DATA 606 Data Project Proposal

Introduction

For the final project I will be using the worldbank data set for the sustainable development goals: https://datacatalog.worldbank.org/dataset/sustainable-development-goals

The data source has 98,625 observations each of which is a combination of one of 263 countries/regions and 374 attributes.
We will use the below indicator for which most countries have data for most of the years in the data set (1990 - 2018) as a measure of wealth.

GDP per capita, PPP (current international $)

We will look at the education rate to investigate wether this is a predictor of GDP.

This can guide decision making on a government level, which areas to focus on when trying to grow their economy (represented by GDP)

The Data is collected by the worldbank for the tracking and achieving of their sustainable development goals.

All variables will be of numerical type.

The Scope of this data includes the whole world, however, for some combinations of attributes and contries, no information is available. The avalability of data for a maximum amount of contries will partially guide our choice of investigation.

We will likely not be able to make any causality conclusions since the GDP and well-being of a country is driven by many different factors and a single factor will unlikly on a stand alone basis drive the GDP higher.

Data Preparation

We require the below libraries

library(ggplot2)
library(psych)
library(dplyr)
library(knitr)
library(tidyr)

We downloaded the CSV from the world bank website and uploaded it to my github. Below we create the path and read in the CSV:

urlRemote  <- "https://raw.githubusercontent.com/"
pathGithub <- "chilleundso/DATA606/master/FinalProject/"
fileName   <- "SDGData.csv"
countryfileName   <- "countryVSgroup.csv"


SDGdata <- read.csv(paste0(urlRemote, pathGithub, fileName),header = TRUE, 'stringsAsFactors'=FALSE, na.strings=c(""))

countrydata <- read.csv(paste0(urlRemote, pathGithub, countryfileName),header = TRUE, 'stringsAsFactors'=FALSE, na.strings=c(""))

we clean the headers and get rid of unnecessary columns

names(SDGdata)[1:8]

## [1] "ï..Country.Name" "Country.Code"    "Indicator.Name"  "Indicator.Code" 
## [5] "X1990"           "X1991"           "X1992"           "X1993"

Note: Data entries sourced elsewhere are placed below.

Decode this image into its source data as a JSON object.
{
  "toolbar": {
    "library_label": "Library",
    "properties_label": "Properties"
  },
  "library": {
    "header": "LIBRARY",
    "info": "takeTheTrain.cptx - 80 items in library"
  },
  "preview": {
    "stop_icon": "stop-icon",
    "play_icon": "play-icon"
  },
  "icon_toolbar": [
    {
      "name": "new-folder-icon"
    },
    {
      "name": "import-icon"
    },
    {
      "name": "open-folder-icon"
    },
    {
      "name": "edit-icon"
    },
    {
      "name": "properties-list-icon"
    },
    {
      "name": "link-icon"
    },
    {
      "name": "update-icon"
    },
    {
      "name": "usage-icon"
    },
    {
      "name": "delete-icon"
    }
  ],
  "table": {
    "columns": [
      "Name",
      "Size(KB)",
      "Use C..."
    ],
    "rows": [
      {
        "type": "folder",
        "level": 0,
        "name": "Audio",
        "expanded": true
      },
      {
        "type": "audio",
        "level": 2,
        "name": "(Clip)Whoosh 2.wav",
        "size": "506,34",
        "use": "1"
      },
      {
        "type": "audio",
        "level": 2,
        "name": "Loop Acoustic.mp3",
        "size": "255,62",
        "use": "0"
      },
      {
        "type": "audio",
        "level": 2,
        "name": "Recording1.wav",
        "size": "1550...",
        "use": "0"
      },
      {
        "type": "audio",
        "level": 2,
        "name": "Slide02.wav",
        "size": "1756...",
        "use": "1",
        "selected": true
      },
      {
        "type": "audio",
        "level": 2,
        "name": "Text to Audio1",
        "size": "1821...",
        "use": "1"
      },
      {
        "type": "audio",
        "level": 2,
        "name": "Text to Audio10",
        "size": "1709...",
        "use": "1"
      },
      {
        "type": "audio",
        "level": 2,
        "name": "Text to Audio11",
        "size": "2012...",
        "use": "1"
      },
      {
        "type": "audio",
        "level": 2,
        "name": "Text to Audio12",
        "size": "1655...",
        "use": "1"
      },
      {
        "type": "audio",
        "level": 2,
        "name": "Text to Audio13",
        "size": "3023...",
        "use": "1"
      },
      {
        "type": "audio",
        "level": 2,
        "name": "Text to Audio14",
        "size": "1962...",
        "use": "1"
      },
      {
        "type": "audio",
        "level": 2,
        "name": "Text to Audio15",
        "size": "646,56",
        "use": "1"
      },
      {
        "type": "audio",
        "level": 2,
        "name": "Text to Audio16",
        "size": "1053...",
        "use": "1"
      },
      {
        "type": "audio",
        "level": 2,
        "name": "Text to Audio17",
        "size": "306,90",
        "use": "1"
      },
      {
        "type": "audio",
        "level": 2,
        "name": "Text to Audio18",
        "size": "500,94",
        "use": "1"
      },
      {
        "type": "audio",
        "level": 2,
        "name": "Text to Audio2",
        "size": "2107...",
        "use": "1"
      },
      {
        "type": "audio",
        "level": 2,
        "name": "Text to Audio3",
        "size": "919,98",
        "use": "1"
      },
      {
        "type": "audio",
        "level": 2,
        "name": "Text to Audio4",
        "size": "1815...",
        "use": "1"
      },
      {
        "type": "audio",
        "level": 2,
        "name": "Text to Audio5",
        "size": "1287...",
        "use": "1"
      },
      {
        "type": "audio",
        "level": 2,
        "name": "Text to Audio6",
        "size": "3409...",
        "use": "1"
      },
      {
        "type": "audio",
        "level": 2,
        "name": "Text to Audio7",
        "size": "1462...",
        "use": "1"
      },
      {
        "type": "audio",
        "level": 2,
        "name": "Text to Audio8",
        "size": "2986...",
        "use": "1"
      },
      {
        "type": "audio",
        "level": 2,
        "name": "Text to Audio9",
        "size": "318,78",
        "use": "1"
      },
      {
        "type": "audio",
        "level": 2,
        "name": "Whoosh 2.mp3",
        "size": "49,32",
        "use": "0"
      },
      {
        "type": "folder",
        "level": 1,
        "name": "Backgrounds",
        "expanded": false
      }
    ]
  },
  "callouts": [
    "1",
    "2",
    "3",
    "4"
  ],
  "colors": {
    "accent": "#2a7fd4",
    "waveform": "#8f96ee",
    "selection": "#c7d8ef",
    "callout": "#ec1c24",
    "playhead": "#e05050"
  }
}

#we see 3 things we want to change in the data:

#1) We wont need the country and indicator code so we remove them:
SDGdata <- SDGdata[c(-2,-4)]

#2) Country.Name header has some strange characters in the beginning which we remove:
names(SDGdata)[1] <- substring(names(SDGdata[1]), 4)

#3) We want to remove the X before the years in the columns starting at column 3:
names(SDGdata)[3:ncol(SDGdata)] <- substring(names(SDGdata[3:ncol(SDGdata)]), 2)

names(SDGdata)[1:6]

## [1] "Country.Name"   "Indicator.Name" "1990"           "1991"          
## [5] "1992"           "1993"

make all the data colums (with a year in the header) numeric:

for(rw in 3:ncol(SDGdata)){
  SDGdata[,rw] <- as.numeric(SDGdata[,rw])
}

We add an indicator wether something in the Country.Name column is a country or a region such as “OPEC” or “EU”.

SDGdatacountry <- merge(SDGdata, countrydata,"Country.Name")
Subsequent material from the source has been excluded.